# I need help!!!!!



## Ciaranokane83 (5 September 2016)

I've just recently taken a share setup with a beautiful TB gelding, ex racehorse, I've done it for a few weeks now (one day a week) - he's mature (20 yrs) I thought he'd be a good confidence builder
He's Lovely in the stable, very affectionate 
But when I ride him, he won't go forward - at all - plants himself and won't respond to leg aids, voice, or whip (and I'm refusing to beat him) to back up leg aids
In the field, he will allow the head collar on, but won't be coaxed forward, I spent an hour trying to walk him in today, but he just refused, when I went back later to try again, this time he took the apple from my hand, spun around and kicked out
I've seen him go well for his owner, so I know he can do it
I'm feeling very intimidated by him right now
I've no idea on how to start resolving what's affecting him - please help!


----------



## Ernest Doodles (5 September 2016)

Silly question but, have you discussed this with the owner?  Maybe ask them to spend some time watching how you go about handling him and riding him, without them interfering.  
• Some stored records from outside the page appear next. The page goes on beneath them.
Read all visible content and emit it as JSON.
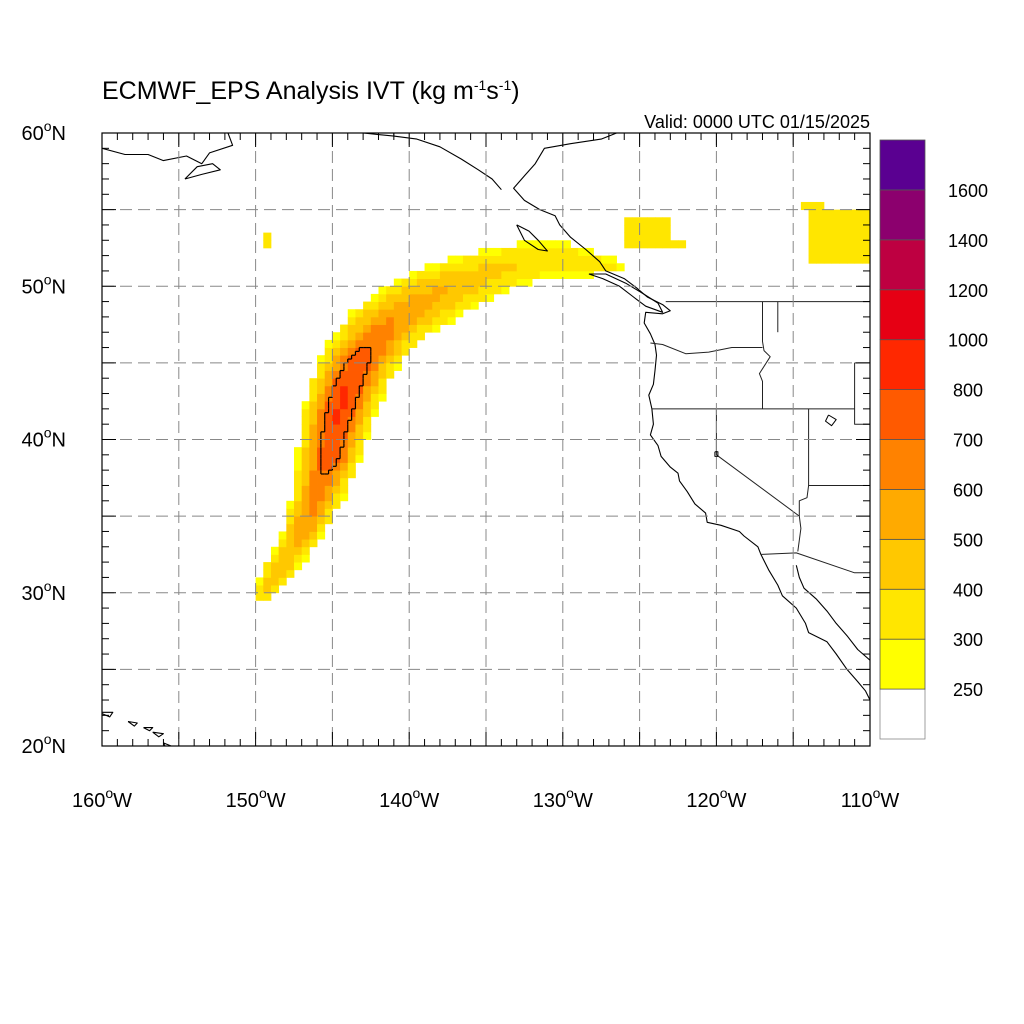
{
  "title": {
    "main": "ECMWF_EPS Analysis IVT (kg m",
    "sup1": "-1",
    "mid": "s",
    "sup2": "-1",
    "close": ")"
  },
  "valid_time": "Valid: 0000 UTC 01/15/2025",
  "map": {
    "projection": "cylindrical equidistant",
    "lon_range": [
      -160,
      -110
    ],
    "lat_range": [
      20,
      60
    ],
    "grid": "dashed every 5 degrees",
    "lon_labels": [
      {
        "lon": -160,
        "num": "160",
        "deg": "o",
        "hemi": "W"
      },
      {
        "lon": -150,
        "num": "150",
        "deg": "o",
        "hemi": "W"
      },
      {
        "lon": -140,
        "num": "140",
        "deg": "o",
        "hemi": "W"
      },
      {
        "lon": -130,
        "num": "130",
        "deg": "o",
        "hemi": "W"
      },
      {
        "lon": -120,
        "num": "120",
        "deg": "o",
        "hemi": "W"
      },
      {
        "lon": -110,
        "num": "110",
        "deg": "o",
        "hemi": "W"
      }
    ],
    "lat_labels": [
      {
        "lat": 60,
        "num": "60",
        "deg": "o",
        "hemi": "N"
      },
      {
        "lat": 50,
        "num": "50",
        "deg": "o",
        "hemi": "N"
      },
      {
        "lat": 40,
        "num": "40",
        "deg": "o",
        "hemi": "N"
      },
      {
        "lat": 30,
        "num": "30",
        "deg": "o",
        "hemi": "N"
      },
      {
        "lat": 20,
        "num": "20",
        "deg": "o",
        "hemi": "N"
      }
    ]
  },
  "colorbar": {
    "levels": [
      "250",
      "300",
      "400",
      "500",
      "600",
      "700",
      "800",
      "1000",
      "1200",
      "1400",
      "1600"
    ],
    "colors": [
      "#ffffff",
      "#ffff00",
      "#ffe600",
      "#ffc800",
      "#ffaa00",
      "#ff8200",
      "#ff5a00",
      "#ff2800",
      "#e60014",
      "#be0041",
      "#8c006e",
      "#5a0091"
    ]
  },
  "ivt_field": {
    "note_units": "kg m-1 s-1",
    "river_axis": [
      {
        "lon": -149.5,
        "lat": 30.0,
        "width": 1.2,
        "peak": 400
      },
      {
        "lon": -148.5,
        "lat": 31.5,
        "width": 1.5,
        "peak": 500
      },
      {
        "lon": -147.5,
        "lat": 33.0,
        "width": 1.7,
        "peak": 500
      },
      {
        "lon": -146.5,
        "lat": 35.0,
        "width": 2.0,
        "peak": 600
      },
      {
        "lon": -145.8,
        "lat": 37.0,
        "width": 2.3,
        "peak": 650
      },
      {
        "lon": -145.2,
        "lat": 39.0,
        "width": 2.5,
        "peak": 780
      },
      {
        "lon": -144.8,
        "lat": 41.0,
        "width": 2.7,
        "peak": 800
      },
      {
        "lon": -144.2,
        "lat": 43.0,
        "width": 2.8,
        "peak": 820
      },
      {
        "lon": -143.3,
        "lat": 45.0,
        "width": 2.9,
        "peak": 760
      },
      {
        "lon": -142.0,
        "lat": 46.8,
        "width": 3.0,
        "peak": 650
      },
      {
        "lon": -140.0,
        "lat": 48.5,
        "width": 3.0,
        "peak": 560
      },
      {
        "lon": -137.5,
        "lat": 49.8,
        "width": 2.9,
        "peak": 500
      },
      {
        "lon": -135.0,
        "lat": 50.8,
        "width": 2.7,
        "peak": 430
      },
      {
        "lon": -132.5,
        "lat": 51.5,
        "width": 2.5,
        "peak": 390
      },
      {
        "lon": -130.0,
        "lat": 51.8,
        "width": 2.3,
        "peak": 360
      },
      {
        "lon": -128.0,
        "lat": 51.5,
        "width": 1.8,
        "peak": 340
      },
      {
        "lon": -126.5,
        "lat": 51.2,
        "width": 1.2,
        "peak": 310
      }
    ],
    "isolated_patches": [
      {
        "lon": [
          -126,
          -123
        ],
        "lat": [
          52.5,
          54.5
        ],
        "value": 320
      },
      {
        "lon": [
          -124,
          -122
        ],
        "lat": [
          52.3,
          53.0
        ],
        "value": 300
      },
      {
        "lon": [
          -114,
          -110
        ],
        "lat": [
          51.5,
          55.0
        ],
        "value": 320
      },
      {
        "lon": [
          -149.5,
          -149
        ],
        "lat": [
          52.5,
          53.5
        ],
        "value": 300
      },
      {
        "lon": [
          -114.5,
          -113
        ],
        "lat": [
          54.8,
          55.3
        ],
        "value": 300
      }
    ],
    "contour_level": 700
  },
  "geography": {
    "coastline": [
      [
        -126.5,
        60
      ],
      [
        -127.5,
        59.6
      ],
      [
        -129.5,
        59.3
      ],
      [
        -131.2,
        59.0
      ],
      [
        -131.8,
        58.0
      ],
      [
        -132.5,
        57.2
      ],
      [
        -133.2,
        56.4
      ],
      [
        -132.5,
        55.6
      ],
      [
        -131.5,
        55.0
      ],
      [
        -130.5,
        54.6
      ],
      [
        -130.2,
        54.0
      ],
      [
        -129.5,
        53.2
      ],
      [
        -128.5,
        52.4
      ],
      [
        -127.6,
        51.6
      ],
      [
        -127.2,
        51.0
      ],
      [
        -126.0,
        50.5
      ],
      [
        -125.2,
        49.9
      ],
      [
        -124.5,
        49.3
      ],
      [
        -123.5,
        48.8
      ],
      [
        -123.0,
        48.4
      ],
      [
        -123.5,
        48.2
      ],
      [
        -124.6,
        48.3
      ],
      [
        -124.7,
        47.6
      ],
      [
        -124.3,
        46.9
      ],
      [
        -124.0,
        46.2
      ],
      [
        -123.9,
        45.5
      ],
      [
        -124.0,
        44.5
      ],
      [
        -124.1,
        43.6
      ],
      [
        -124.4,
        42.9
      ],
      [
        -124.2,
        42.0
      ],
      [
        -124.1,
        41.0
      ],
      [
        -124.3,
        40.3
      ],
      [
        -123.8,
        39.6
      ],
      [
        -123.6,
        38.9
      ],
      [
        -123.0,
        38.2
      ],
      [
        -122.5,
        37.8
      ],
      [
        -122.4,
        37.3
      ],
      [
        -121.9,
        36.6
      ],
      [
        -121.4,
        35.8
      ],
      [
        -120.7,
        35.2
      ],
      [
        -120.6,
        34.6
      ],
      [
        -119.7,
        34.4
      ],
      [
        -118.5,
        34.0
      ],
      [
        -118.2,
        33.7
      ],
      [
        -117.3,
        33.0
      ],
      [
        -117.1,
        32.5
      ],
      [
        -116.6,
        31.5
      ],
      [
        -116.0,
        30.5
      ],
      [
        -115.7,
        29.8
      ],
      [
        -114.8,
        29.0
      ],
      [
        -114.2,
        28.0
      ],
      [
        -114.0,
        27.4
      ],
      [
        -112.8,
        26.8
      ],
      [
        -112.2,
        26.0
      ],
      [
        -111.5,
        25.0
      ],
      [
        -110.8,
        24.2
      ],
      [
        -110.3,
        23.6
      ],
      [
        -110.0,
        23.0
      ]
    ],
    "gulf_coast": [
      [
        -114.8,
        31.8
      ],
      [
        -114.6,
        31.0
      ],
      [
        -114.3,
        30.3
      ],
      [
        -113.5,
        29.6
      ],
      [
        -112.8,
        28.8
      ],
      [
        -112.2,
        28.0
      ],
      [
        -111.5,
        27.2
      ],
      [
        -110.8,
        26.3
      ],
      [
        -110.0,
        25.6
      ]
    ],
    "vancouver_island": [
      [
        -128.3,
        50.8
      ],
      [
        -127.4,
        50.5
      ],
      [
        -126.3,
        50.0
      ],
      [
        -125.4,
        49.3
      ],
      [
        -124.6,
        48.7
      ],
      [
        -123.5,
        48.3
      ],
      [
        -123.8,
        48.9
      ],
      [
        -124.9,
        49.6
      ],
      [
        -125.9,
        50.2
      ],
      [
        -127.2,
        50.8
      ],
      [
        -128.3,
        50.8
      ]
    ],
    "haida_gwaii": [
      [
        -133.0,
        54.0
      ],
      [
        -132.2,
        53.6
      ],
      [
        -131.6,
        53.0
      ],
      [
        -131.0,
        52.3
      ],
      [
        -131.6,
        52.4
      ],
      [
        -132.5,
        53.0
      ],
      [
        -133.0,
        54.0
      ]
    ],
    "alaska_coast": [
      [
        -160,
        59.0
      ],
      [
        -158.5,
        58.6
      ],
      [
        -157.0,
        58.6
      ],
      [
        -156.0,
        58.2
      ],
      [
        -154.5,
        58.5
      ],
      [
        -153.5,
        58.0
      ],
      [
        -153.0,
        58.7
      ],
      [
        -151.5,
        59.2
      ],
      [
        -151.8,
        60.0
      ]
    ],
    "kodiak": [
      [
        -154.6,
        57.0
      ],
      [
        -153.5,
        57.3
      ],
      [
        -152.3,
        57.6
      ],
      [
        -152.8,
        58.0
      ],
      [
        -153.8,
        57.8
      ],
      [
        -154.6,
        57.0
      ]
    ],
    "gulf_alaska_coast": [
      [
        -147.0,
        60.0
      ],
      [
        -145.0,
        60.2
      ],
      [
        -143.0,
        60.0
      ],
      [
        -141.0,
        59.8
      ],
      [
        -139.5,
        59.6
      ],
      [
        -138.0,
        59.1
      ],
      [
        -136.6,
        58.3
      ],
      [
        -135.5,
        57.6
      ],
      [
        -134.6,
        57.0
      ],
      [
        -134.0,
        56.3
      ]
    ],
    "hawaii": [
      [
        [
          -160.2,
          22.2
        ],
        [
          -159.3,
          22.2
        ],
        [
          -159.5,
          21.9
        ],
        [
          -160.2,
          22.2
        ]
      ],
      [
        [
          -158.3,
          21.6
        ],
        [
          -157.7,
          21.5
        ],
        [
          -157.9,
          21.3
        ],
        [
          -158.3,
          21.6
        ]
      ],
      [
        [
          -157.3,
          21.2
        ],
        [
          -156.7,
          21.2
        ],
        [
          -156.9,
          21.0
        ],
        [
          -157.3,
          21.2
        ]
      ],
      [
        [
          -156.7,
          20.9
        ],
        [
          -156.0,
          20.8
        ],
        [
          -156.3,
          20.6
        ],
        [
          -156.7,
          20.9
        ]
      ],
      [
        [
          -156.0,
          20.2
        ],
        [
          -155.0,
          19.8
        ],
        [
          -155.5,
          19.2
        ],
        [
          -156.0,
          20.2
        ]
      ]
    ],
    "borders": [
      [
        [
          -123.3,
          49.0
        ],
        [
          -110,
          49.0
        ]
      ],
      [
        [
          -141.0,
          60.0
        ],
        [
          -141.0,
          59.8
        ]
      ],
      [
        [
          -117.1,
          32.5
        ],
        [
          -114.8,
          32.6
        ],
        [
          -111.0,
          31.3
        ],
        [
          -110.0,
          31.3
        ]
      ],
      [
        [
          -124.3,
          46.3
        ],
        [
          -123.5,
          46.2
        ],
        [
          -122.0,
          45.6
        ],
        [
          -120.5,
          45.7
        ],
        [
          -119.0,
          46.0
        ],
        [
          -117.0,
          46.0
        ]
      ],
      [
        [
          -117.0,
          49.0
        ],
        [
          -117.0,
          46.4
        ],
        [
          -116.9,
          45.8
        ],
        [
          -116.5,
          45.4
        ],
        [
          -117.2,
          44.3
        ],
        [
          -117.0,
          43.8
        ],
        [
          -117.0,
          42.0
        ]
      ],
      [
        [
          -124.2,
          42.0
        ],
        [
          -111.0,
          42.0
        ]
      ],
      [
        [
          -120.0,
          42.0
        ],
        [
          -120.0,
          39.0
        ],
        [
          -114.6,
          35.0
        ],
        [
          -114.5,
          34.2
        ],
        [
          -114.7,
          32.7
        ]
      ],
      [
        [
          -114.0,
          42.0
        ],
        [
          -114.0,
          37.0
        ],
        [
          -110,
          37.0
        ]
      ],
      [
        [
          -111.0,
          45.0
        ],
        [
          -110,
          45.0
        ]
      ],
      [
        [
          -111.0,
          45.0
        ],
        [
          -111.0,
          41.0
        ],
        [
          -110,
          41.0
        ]
      ],
      [
        [
          -114.6,
          35.0
        ],
        [
          -114.6,
          36.0
        ],
        [
          -114.1,
          36.2
        ],
        [
          -114.0,
          37.0
        ]
      ],
      [
        [
          -116.0,
          49.0
        ],
        [
          -116.0,
          48.0
        ],
        [
          -116.0,
          47.0
        ]
      ]
    ],
    "lakes": [
      [
        [
          -112.7,
          41.6
        ],
        [
          -112.2,
          41.3
        ],
        [
          -112.5,
          40.9
        ],
        [
          -112.9,
          41.2
        ],
        [
          -112.7,
          41.6
        ]
      ],
      [
        [
          -120.1,
          39.2
        ],
        [
          -119.9,
          39.2
        ],
        [
          -119.9,
          38.9
        ],
        [
          -120.1,
          38.9
        ],
        [
          -120.1,
          39.2
        ]
      ]
    ]
  }
}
Don't be afraid to point these issues out with the owner because, they will be able to help you overcome these teething problems much quicker.  

There is no shame in admitting you've got some problems.  The owner will be able to guide you through sorting them out.

Good luck.


----------



## Leo Walker (5 September 2016)

My sharer has just been through this with mine. Hes foot perfect for everyone else but he sussed her out in seconds. Once he had got away with it once he just carried on. What he actually needed was a big bottom smacking the first time he chanced his arm and it would never have been an issue. However I have now spent time with her getting her to be more confident and more "in charge" of the situation and things have settled down again. Sometimes you just need an owners input to show you how best to handle the situation


----------



## paddy555 (6 September 2016)

FrankieCob said:



			My sharer has just been through this with mine. Hes foot perfect for everyone else but he sussed her out in seconds. Once he had got away with it once he just carried on. What he actually needed was a big bottom smacking the first time he chanced his arm and it would never have been an issue. However I have now spent time with her getting her to be more confident and more "in charge" of the situation and things have settled down again. Sometimes you just need an owners input to show you how best to handle the situation 

Click to expand...

I agree with this. Just a case of getting through who is in charge. If you try to lead him in and he won't then get him moving. Circle  him, he will have to move that way. Back him up. If necessary back him to where you want to go. I am sure he is very bright and will then soon learn you mean business. Same thing goes for riding. Not moving isn't an option. Tight circles, back up do anything to keep him moving. 
I'm afraid that if I couldn't get a horse moving the first time I tried to bring him in he wouldn't get an apple when I tried again! 
If you are giving treats cut them out. 

You say you are getting intimidated. He is simply picking this up and taking up his place as the leader in your little herd of 2. 
Change the focus. March up to him,  you are in charge and he is bliddy well going to move and quickly.


----------



## Zero00000 (6 September 2016)

My old girl is the same,
Far too smart for her own good and works people out very quickly!

Be firm, calm oh and wear a hat


----------



## texel (15 October 2016)

It is a question of familiarity  - you are new to him, your scent, mannerisms, adrenalin  etc.   he just isn't sure about you and isn't quite sure what your cues and signals mean and what you want him to do.   

Speaking from experience with sharers, the owner should be around to  help you and the horse adjust to each other.  We can say the horse is being awkward and testing us but to be fair he is probably so used to his owner's cues he does not recognise your   yet and if you are anxious yourself he will pick up on this.   Having said that some horses seem not to worry when a new human arrives on the scene and others do. 

As suggested don't give any treats and any horse that plants can be persuaded to move by controlling his head - where the head goes the feet follow.   Try basic groundwork so you can bond with him.

Let us know how it goes.


----------



## Ernest Doodles (15 October 2016)

Great response texel


----------



## Pearlsasinger (16 October 2016)

Take a schooling whip and swish it behind him, the noise often gets them moving.


----------



## soulfull (16 October 2016)

Speak to the owner. Honestly I would be very cross if my sharer had not told me straight away.


----------